At first, the murder scene appears sad, but not unusual: a young woman undone by drugs and prostitution, her six-year-old daughter dead alongside her. But then detectives find a strange piece of evidence in the squalid house: the platinum credit card of a very wealthy—and long dead—steel tycoon. What is a heroin-addicted hooker doing with the credit card of a well-known and powerful man who died months ago? This is the question that the most junior member of the investigative team, Detective Constable Fiona Griffiths, is assigned to answer.
But D.C. Griffiths is no ordinary cop. She’s earned a reputation at police headquarters in Cardiff, Wales, for being odd, for not picking up on social cues, for being a little overintense. And there’s that gap in her past, the two-year hiatus that everyone assumes was a breakdown. But Fiona is a crack investigator, quick and intuitive. She is immediately drawn to the crime scene, and to the tragic face of the six-year-old girl, who she is certain has something to tell her . . . something that will break the case wide open.
Ignoring orders and protocol, Fiona begins to explore far beyond the rich man’s credit card and into the secrets of her seaside city. And when she uncovers another dead prostitute, Fiona knows that she’s only begun to scratch the surface of a dark world of crime and murder. But the deeper she digs, the more danger she risks—not just from criminals and killers but from her own past . . . and the abyss that threatens to pull her back at any time.
Fiona Griffiths is bored of the case she’s working on, going over the financial records of an ex-cop turned thief, when another case comes up, and it’s about much more than theft. A prostitute and her young daughter are found in a squalid house, and the manner of murder of the little girl is horrendous. Something about the case captures Fi’s attention, and she begins to insert herself into the investigation any way she can. Focused, intense, and a little strange, Fi is determined to find out who killed this little girl, and the killer may be connected to her current case. A credit card belonging to a very wealthy man, who supposedly died in a plane crash, is found at the crime scene and it turns out Fiona’s thief may have more to do with this case than she initially thought, but he’s keeping things close to the vest. Unfortunately, Fi has a tendency to go off on her own, at the consternation of her boss. As she follows the clues and turns up evidence of abuse and victimization of the most horrifying kind, she also has to confront her own mysterious past.

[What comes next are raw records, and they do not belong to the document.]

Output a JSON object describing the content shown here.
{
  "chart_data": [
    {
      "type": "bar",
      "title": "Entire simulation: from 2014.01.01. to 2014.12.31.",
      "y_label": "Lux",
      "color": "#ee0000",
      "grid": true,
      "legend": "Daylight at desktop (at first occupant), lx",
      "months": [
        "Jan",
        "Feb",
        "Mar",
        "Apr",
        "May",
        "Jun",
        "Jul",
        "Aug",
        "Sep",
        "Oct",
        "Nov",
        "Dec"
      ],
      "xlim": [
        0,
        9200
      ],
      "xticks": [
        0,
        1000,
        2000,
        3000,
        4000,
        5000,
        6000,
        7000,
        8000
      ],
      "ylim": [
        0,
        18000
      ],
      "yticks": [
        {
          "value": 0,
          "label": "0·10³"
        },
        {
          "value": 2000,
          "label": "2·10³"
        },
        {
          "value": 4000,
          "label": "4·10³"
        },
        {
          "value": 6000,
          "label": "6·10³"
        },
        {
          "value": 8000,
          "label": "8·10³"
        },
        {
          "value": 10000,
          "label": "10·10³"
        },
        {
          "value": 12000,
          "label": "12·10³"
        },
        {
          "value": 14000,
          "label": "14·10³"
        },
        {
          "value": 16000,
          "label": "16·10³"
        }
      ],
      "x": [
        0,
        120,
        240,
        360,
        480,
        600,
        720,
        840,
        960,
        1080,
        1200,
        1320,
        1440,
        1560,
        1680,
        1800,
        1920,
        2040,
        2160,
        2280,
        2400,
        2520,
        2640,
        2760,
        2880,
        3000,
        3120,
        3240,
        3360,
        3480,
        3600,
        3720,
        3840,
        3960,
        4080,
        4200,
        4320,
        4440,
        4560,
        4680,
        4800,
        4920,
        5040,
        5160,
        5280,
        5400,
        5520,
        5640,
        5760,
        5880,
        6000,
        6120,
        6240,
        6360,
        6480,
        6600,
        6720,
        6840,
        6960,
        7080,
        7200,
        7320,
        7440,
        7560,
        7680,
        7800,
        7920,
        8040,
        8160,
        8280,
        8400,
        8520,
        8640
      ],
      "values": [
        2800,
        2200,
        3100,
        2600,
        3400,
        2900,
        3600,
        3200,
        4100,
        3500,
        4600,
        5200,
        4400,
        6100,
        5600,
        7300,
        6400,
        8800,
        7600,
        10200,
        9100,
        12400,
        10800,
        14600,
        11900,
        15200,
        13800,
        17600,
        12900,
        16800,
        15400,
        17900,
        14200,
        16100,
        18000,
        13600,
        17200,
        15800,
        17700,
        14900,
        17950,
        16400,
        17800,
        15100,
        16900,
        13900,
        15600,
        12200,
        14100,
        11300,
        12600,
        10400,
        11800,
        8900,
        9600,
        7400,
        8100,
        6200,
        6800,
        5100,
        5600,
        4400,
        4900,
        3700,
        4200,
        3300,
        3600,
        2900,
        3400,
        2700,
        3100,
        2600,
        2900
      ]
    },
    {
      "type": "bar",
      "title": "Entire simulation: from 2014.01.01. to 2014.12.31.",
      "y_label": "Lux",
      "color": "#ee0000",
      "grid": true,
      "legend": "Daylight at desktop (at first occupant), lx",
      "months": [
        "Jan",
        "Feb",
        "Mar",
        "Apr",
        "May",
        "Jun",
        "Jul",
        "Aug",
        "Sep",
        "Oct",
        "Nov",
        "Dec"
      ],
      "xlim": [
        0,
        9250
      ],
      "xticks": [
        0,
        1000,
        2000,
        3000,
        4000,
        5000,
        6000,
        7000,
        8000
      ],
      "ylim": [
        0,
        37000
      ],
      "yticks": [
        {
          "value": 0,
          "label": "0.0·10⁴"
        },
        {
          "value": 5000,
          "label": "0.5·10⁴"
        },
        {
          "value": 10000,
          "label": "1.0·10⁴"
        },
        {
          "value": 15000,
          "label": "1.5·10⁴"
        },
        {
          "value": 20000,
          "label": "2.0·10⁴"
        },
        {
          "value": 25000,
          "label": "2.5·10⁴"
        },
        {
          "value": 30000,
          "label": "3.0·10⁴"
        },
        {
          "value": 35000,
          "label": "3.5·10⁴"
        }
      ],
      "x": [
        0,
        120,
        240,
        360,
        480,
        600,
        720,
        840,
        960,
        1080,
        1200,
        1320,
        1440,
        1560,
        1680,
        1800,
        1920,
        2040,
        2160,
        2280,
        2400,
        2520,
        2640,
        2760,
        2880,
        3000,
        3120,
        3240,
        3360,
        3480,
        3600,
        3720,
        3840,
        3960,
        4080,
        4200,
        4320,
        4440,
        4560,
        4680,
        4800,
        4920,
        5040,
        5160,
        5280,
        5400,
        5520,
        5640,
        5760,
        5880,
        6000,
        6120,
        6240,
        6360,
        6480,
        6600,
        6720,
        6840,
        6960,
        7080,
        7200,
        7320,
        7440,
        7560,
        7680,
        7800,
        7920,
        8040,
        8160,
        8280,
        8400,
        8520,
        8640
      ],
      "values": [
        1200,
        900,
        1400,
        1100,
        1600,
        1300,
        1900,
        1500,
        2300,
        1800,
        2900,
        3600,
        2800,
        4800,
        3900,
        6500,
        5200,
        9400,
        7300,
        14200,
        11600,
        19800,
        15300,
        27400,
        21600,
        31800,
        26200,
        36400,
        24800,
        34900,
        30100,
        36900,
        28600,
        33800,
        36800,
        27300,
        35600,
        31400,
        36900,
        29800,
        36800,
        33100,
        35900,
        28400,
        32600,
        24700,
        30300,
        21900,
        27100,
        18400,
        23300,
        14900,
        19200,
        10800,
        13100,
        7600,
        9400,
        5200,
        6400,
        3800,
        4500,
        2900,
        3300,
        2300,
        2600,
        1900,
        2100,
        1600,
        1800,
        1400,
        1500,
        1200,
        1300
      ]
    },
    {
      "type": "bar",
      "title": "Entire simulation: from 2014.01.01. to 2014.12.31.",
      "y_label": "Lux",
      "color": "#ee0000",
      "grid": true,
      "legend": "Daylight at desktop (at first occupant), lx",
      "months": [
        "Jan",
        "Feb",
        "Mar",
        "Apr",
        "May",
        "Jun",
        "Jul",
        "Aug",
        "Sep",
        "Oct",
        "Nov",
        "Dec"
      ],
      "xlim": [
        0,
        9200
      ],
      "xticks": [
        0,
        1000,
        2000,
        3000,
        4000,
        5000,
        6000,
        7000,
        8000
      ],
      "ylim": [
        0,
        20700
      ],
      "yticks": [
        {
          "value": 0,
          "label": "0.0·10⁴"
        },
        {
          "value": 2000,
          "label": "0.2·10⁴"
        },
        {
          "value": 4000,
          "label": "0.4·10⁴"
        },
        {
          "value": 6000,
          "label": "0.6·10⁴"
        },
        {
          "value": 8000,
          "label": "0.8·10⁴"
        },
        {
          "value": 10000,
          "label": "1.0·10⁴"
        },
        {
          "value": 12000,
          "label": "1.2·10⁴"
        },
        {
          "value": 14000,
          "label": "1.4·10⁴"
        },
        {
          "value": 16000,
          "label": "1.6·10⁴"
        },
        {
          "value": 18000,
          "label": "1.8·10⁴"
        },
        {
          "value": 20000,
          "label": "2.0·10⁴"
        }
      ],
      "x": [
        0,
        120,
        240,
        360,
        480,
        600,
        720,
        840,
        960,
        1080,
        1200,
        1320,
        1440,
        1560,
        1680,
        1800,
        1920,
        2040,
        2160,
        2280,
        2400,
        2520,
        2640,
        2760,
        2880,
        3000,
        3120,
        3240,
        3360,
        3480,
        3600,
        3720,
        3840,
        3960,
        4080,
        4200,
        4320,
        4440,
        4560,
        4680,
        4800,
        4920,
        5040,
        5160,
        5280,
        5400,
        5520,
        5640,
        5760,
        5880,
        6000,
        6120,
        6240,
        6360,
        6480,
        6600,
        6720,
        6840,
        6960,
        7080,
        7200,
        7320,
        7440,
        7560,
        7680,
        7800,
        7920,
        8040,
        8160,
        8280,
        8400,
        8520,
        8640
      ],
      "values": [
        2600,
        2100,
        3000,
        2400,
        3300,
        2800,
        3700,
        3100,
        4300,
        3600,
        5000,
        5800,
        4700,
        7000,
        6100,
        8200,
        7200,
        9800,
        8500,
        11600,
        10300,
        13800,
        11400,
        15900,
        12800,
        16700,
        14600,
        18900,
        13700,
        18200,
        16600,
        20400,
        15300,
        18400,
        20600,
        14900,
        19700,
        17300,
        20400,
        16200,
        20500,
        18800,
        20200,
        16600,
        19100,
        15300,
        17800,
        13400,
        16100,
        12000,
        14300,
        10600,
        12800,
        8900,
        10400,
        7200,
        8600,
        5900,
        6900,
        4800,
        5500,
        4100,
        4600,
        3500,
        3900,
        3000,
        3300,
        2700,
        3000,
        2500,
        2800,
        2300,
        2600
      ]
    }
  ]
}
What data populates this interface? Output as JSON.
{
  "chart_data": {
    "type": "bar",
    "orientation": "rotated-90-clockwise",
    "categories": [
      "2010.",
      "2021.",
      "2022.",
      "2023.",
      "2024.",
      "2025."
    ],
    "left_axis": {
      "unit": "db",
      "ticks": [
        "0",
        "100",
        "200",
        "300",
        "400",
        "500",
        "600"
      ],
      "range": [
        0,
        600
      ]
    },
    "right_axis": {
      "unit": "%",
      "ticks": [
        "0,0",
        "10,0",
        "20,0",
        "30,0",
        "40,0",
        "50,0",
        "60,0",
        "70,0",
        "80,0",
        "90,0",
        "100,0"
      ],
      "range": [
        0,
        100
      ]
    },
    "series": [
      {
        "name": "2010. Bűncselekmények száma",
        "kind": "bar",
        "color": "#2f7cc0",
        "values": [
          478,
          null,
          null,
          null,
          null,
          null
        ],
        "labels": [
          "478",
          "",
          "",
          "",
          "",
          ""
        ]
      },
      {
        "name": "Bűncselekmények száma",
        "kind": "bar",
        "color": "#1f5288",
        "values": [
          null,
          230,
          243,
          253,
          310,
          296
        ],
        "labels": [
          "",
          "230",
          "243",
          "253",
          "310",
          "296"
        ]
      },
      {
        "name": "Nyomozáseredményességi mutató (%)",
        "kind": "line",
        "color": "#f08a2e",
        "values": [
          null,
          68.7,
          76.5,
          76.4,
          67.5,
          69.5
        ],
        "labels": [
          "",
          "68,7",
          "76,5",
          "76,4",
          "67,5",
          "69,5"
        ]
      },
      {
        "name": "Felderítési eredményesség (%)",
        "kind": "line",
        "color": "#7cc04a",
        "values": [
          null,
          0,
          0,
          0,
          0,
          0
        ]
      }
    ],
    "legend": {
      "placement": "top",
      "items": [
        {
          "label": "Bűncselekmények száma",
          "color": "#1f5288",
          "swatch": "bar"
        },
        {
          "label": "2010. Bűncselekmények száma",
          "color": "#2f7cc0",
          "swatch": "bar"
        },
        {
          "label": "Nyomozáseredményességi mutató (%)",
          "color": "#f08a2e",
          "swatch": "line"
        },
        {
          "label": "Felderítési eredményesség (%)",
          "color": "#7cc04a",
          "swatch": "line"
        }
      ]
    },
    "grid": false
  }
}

Talking to the Dead is told in Fiona’s voice, and what a voice! Brilliant, odd, and very self-aware, Fiona is as fascinating, maybe even more so, then the actual case she’s working. Yes, this has all the hallmarks of a procedural, and the desire to see justice done for these women, and especially for the little girl, April, is strong. However, it’s also a study of a young woman still finding her way after a horrible experience with mental illness as a teenager. For Fiona, every emotion, every feeling is a gift, because she went so long without feeling anything. Her struggle to live a normal life (or be a part of Planet Normal, as she puts it) is poignant and bittersweet, and the author keeps you guessing about the origins of her illness until the end. The author navigates Fiona and her world with a deft touch, and yet doesn’t shy away from her willingness to see justice done and go to nearly any lengths to do just that. Talking to the Dead reminded me quite a bit of Sara Gran’s Claire DeWitt and the City of the Dead, mainly because of the protagonists, but also in how Harry Bingham uses the Welsh setting to contribute much of the mood and heft to the story, while brilliantly profiling a driven woman that is so often at odds with herself and her world. I’m officially a Bingham fan, and will eagerly look forward to his next novel.